Grabbing a drop light, Gus raised the car enough to peer into the right-hand heater duct.  Well forward, he could just make out the bellows.  It looked its normal shrunken, cool size.  Clapping an exhaust hose over each of the twin tailpipes, Gus started the engine.  After a short time he again peered into the air duct.  The bellows was well expanded.

"Thermostat works," muttered Gus.

"Could be the linkage," With the engine off, he reached forward around the blower casing, feeling for the intake throat.  Instead, his hand encountered a flappy substance that gave at his touch.

"Stan!" he roared.  "Tell Mr. Olford to cancel that call."

From the workbench, Gus chose a couple of sheet-metal screws and washers.  Humming softly, he drove the screws into the firewall forward of the engine, then shut the compartment.

"Have you conquered the trouble?" asked Olford as he came bustling up.

"Yes.  You can drive fast now."

Olford mopped his face with a large handkerchief.  "I'm delighted -- delighted.  I believe I would have been as disappointed as the children."  Stuffing away the handkerchief, he pulled out a watch.  "Yes, I can still make it."

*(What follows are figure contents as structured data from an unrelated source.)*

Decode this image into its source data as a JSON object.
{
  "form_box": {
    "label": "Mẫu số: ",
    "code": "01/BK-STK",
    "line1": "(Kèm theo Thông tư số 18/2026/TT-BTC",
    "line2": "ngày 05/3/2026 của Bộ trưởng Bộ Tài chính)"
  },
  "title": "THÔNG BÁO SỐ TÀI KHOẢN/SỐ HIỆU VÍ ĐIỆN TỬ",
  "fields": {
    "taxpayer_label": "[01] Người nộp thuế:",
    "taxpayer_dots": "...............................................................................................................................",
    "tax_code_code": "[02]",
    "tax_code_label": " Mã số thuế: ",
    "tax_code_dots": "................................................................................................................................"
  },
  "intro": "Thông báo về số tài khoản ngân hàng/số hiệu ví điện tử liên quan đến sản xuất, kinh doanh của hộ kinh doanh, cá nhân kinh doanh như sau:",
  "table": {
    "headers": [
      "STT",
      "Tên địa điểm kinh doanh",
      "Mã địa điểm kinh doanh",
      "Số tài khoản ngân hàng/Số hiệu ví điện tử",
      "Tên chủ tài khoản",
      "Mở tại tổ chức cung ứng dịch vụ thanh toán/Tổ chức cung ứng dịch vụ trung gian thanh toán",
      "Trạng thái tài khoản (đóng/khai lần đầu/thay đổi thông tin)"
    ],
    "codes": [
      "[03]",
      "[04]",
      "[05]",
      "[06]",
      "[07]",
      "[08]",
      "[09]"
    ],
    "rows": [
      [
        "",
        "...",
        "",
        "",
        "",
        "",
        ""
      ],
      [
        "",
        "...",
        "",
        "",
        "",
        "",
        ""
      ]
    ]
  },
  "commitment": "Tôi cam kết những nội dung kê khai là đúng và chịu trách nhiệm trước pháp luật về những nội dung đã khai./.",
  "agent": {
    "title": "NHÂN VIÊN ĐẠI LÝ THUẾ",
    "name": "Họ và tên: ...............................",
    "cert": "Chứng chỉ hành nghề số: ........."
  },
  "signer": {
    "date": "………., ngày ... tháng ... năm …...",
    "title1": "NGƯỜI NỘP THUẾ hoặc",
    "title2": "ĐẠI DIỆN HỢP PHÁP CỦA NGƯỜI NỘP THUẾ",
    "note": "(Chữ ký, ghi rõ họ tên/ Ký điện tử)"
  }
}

Briskly the little accountant paid Gus's modest bill, hopped into his car, and drove away.  Stan looked after him curiously.  "You didn't road test his car, Boss.  How come you're sure?"

"When I felt around to see whether the linkage was connected," explained Gus, "I found the insulation had fallen off the firewall.  It was blocking the air intake.  At high speeds, the engine didn't get enough air.  It overheated and thinned out the oil.  All I did was refasten the loose insulation."

Stan nodded absent-mindedly.  Just as he was about to close the door, a small English sedan rolled in.

"Oh no," groaned Gus, "Mrs. Larkin!"

The woman looked coyly at Stan.  "This young man told me for weeks that I should get new plugs before going on my Christmas trip.  Today he even telephoned to remind me. "

Stan was taken with an uncontrollable coughing spell.  He was nowhere in sight as Gus, after ushering Mrs. Larkin out, went back into his office.  When Gus came out again 10 minutes later, Stan was just closing the hood of her car, with four old plugs in one hand and a troubled face that brightened suddenly.

"Gus!  You're going to play Santa for my nephews after I . . . "

Once more paunchy and bewhiskered, Gus grinned at his helper.  "After you framed me by wangling two more jobs on foreign cars, right after Olford's"

"You -- you're not mad then?"

Gus chuckled.  "You'd have talked me into it anyway, Stan.  Haven't you just proved twice over that you're an all-fired powerful salesman?"